Daniel Medeiros (*)
“Eu amo, sou louca por ele, e serei feliz, ter filhos, minha casa tão sonhada. Ficar velhinha com ele, como é bom pensar e viver isso”.
Maria foi uma mulher que trabalhou para mim e que conheci há muitos anos. Acompanhei – de longe – esse envolvimento amoroso, o sorriso que ele provocava nela, as canções que ela entoava enquanto arrumava meu apartamento e as brincadeiras que eu fazia quando a via assim: “que alegria, heim, Maria?” E ela: “é o amor! Não tem coisa melhor!”.

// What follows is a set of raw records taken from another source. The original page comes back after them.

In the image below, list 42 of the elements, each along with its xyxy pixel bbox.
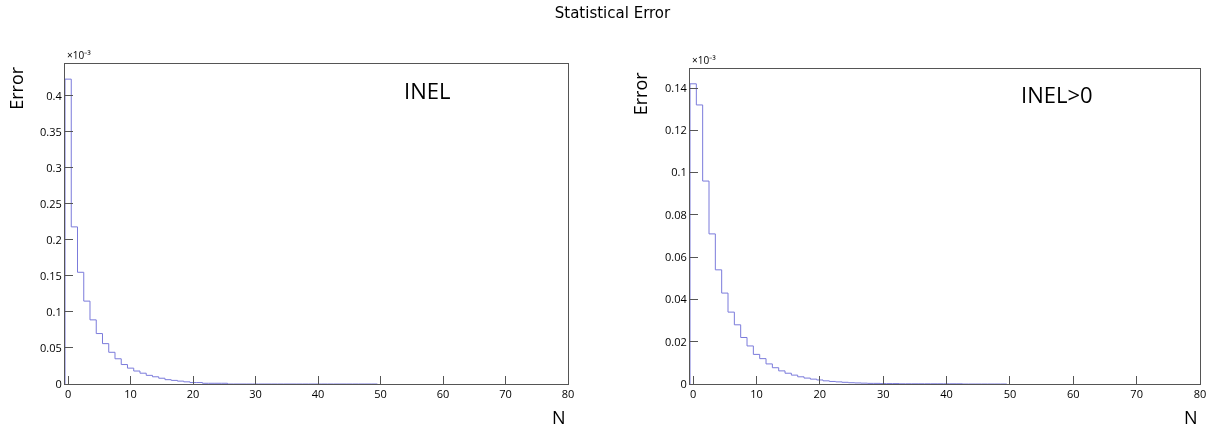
x-tick-label: 70 [499, 386, 512, 402]
text: ×10⁻³ [692, 53, 717, 67]
y-tick-label: 0.04 [665, 291, 688, 307]
y-tick-label: 0.3 [46, 159, 62, 175]
y-axis-title: Error [3, 66, 28, 110]
x-tick-label: 10 [750, 386, 763, 402]
x-tick-label: 60 [1066, 386, 1080, 402]
y-tick-label: 0.25 [40, 195, 62, 211]
y-tick-label: 0.15 [40, 267, 62, 283]
y-axis-title: Error [628, 71, 653, 116]
y-tick-label: 0.12 [665, 122, 687, 138]
x-tick-label: 40 [311, 386, 325, 402]
annotation: INEL [404, 75, 451, 105]
x-axis-title: N [1184, 405, 1198, 429]
x-tick-label: 50 [374, 386, 387, 402]
annotation: INEL>0 [1021, 79, 1093, 109]
y-tick-label: 0.35 [40, 123, 62, 139]
x-tick-label: 50 [1003, 386, 1017, 402]
x-tick-label: 30 [249, 386, 262, 402]
x-tick-label: 80 [1193, 386, 1207, 402]
y-tick-label: 0.06 [665, 249, 687, 264]
text: ×10⁻³ [67, 48, 92, 62]
x-tick-label: 30 [876, 386, 890, 402]
y-tick-label: 0.14 [665, 79, 688, 95]
x-tick-label: 10 [124, 386, 137, 402]
y-tick-label: 0.05 [40, 339, 62, 355]
x-axis-title: N [552, 405, 566, 429]
y-tick-label: 0 [55, 375, 62, 391]
y-tick-label: 0.4 [46, 87, 63, 103]
y-tick-label: 0.1 [46, 303, 62, 319]
x-tick-label: 60 [436, 386, 450, 402]
x-tick-label: 80 [561, 386, 575, 402]
text: Statistical Error [553, 4, 672, 22]
y-tick-label: 0.2 [46, 231, 62, 247]
x-tick-label: 20 [186, 386, 200, 402]
y-tick-label: 0.1 [671, 164, 687, 180]
x-tick-label: 70 [1130, 386, 1143, 402]
y-tick-label: 0 [680, 375, 687, 391]
y-tick-label: 0.08 [665, 206, 687, 222]
x-tick-label: 20 [813, 386, 827, 402]
y-tick-label: 0.02 [665, 333, 687, 349]
x-tick-label: 40 [940, 386, 953, 402]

E não deveria mesmo ter coisa melhor. O encontro de alguém com quem dividir segredos e esperanças, projetos e realizações. Maria pensou ter achado. O “seu homem”, como ela dizia – o sorriso mesclando-se às palavras cheias de carinho – conhecera-o há quatro anos, na igreja que ela frequentava. Homem fervoroso, trabalhador (bebia só um pouquinho, nada exagerado, só fim de semana), sempre preocupado com o futuro, carinhoso com ela, atencioso.
Foram se conhecendo, ele nunca “avançou o sinal”, respeitoso que ela quase ficava desconfiada (e aí Maria soltava sua risada gostosa, livre, autêntica). A coisa foi ficando séria e não teve jeito: casaram. Fui padrinho, dei geladeira – branca, duas portas, com freezer – ela quem pediu, dizia ser um luxo que sonhara desde menina, poder guardar carne pro mês inteiro, como fazia na minha casa de homem sozinho.
Esse romance durou perto de dois anos. Um dia, a vizinha dela ligou, dizendo que Maria não poderia vir para o trabalho. Doença, afirmou. Preocupei-me, liguei para a casa dela, ninguém atendeu. Não vou me delongar, nem fazer suspense. Nunca mais vi Maria. Naquele dia, o marido, em uma cena de ciúme – um colega de bar disse algo sobre a alegria dela, o sorriso dela, algo sobre um outro membro da igreja, algo sujo e podre – bateu nela até desfigurar seu rosto.
Quebrou o braço direito em três partes. Furou o baço a chutes e ela morreu antes mesmo de chegar ao hospital. O homem fugiu. Nunca mais o viram. Nunca houve punição. Soube uns dias depois, quando liguei para a vizinha. Ela me disse sem emoção: “o marido parece que pegou ela num lance com outro homem e acabou com a raça dela. Não quis falar no dia porque achava que seria surra à toa. Mas acabou matando”.
Isso foi há 15 anos. Nunca esqueci da brutalidade, da gratuidade, da desumanidade do motivo de agressão tão desproporcional, absurda, incoerente, insana. O homem que a amava quebrou-a como a um graveto, deformou-a como a uma garrafa plástica. Eliminou-a. O inquérito resta inconcluso, sem prisão, sem condenação.
Há 10 anos, outra Maria inspirou uma Lei para proteger Marias dessa violência inaudita. No seu artigo 20, afirma: “Toda mulher, independentemente de classe, raça, etnia, orientação sexual, renda, cultura, nível educacional, idade e religião, goza dos direitos fundamentais inerentes à pessoa humana, sendo-lhe asseguradas as oportunidades e facilidades para viver sem violência, preservar sua saúde física e mental e seu aperfeiçoamento moral, intelectual e social”.
Ah, minha amiga Maria. O quanto vasto é o mundo e quantos homens poderiam ter entendido esse texto tão óbvio, óbvio, óbvio. Mas ainda quantos homens (ora, homens!) buscam ainda explicar, justificar, contemporizar, amenizar sua covardia e bestialidade.
A lei Maria da Penha é um avanço? Sem dúvida. A lei Maria da Penha nos envergonha? Sem dúvida.
(*) – É doutor em Educação pela UFPR e professor de Filosofia no curso Positivo.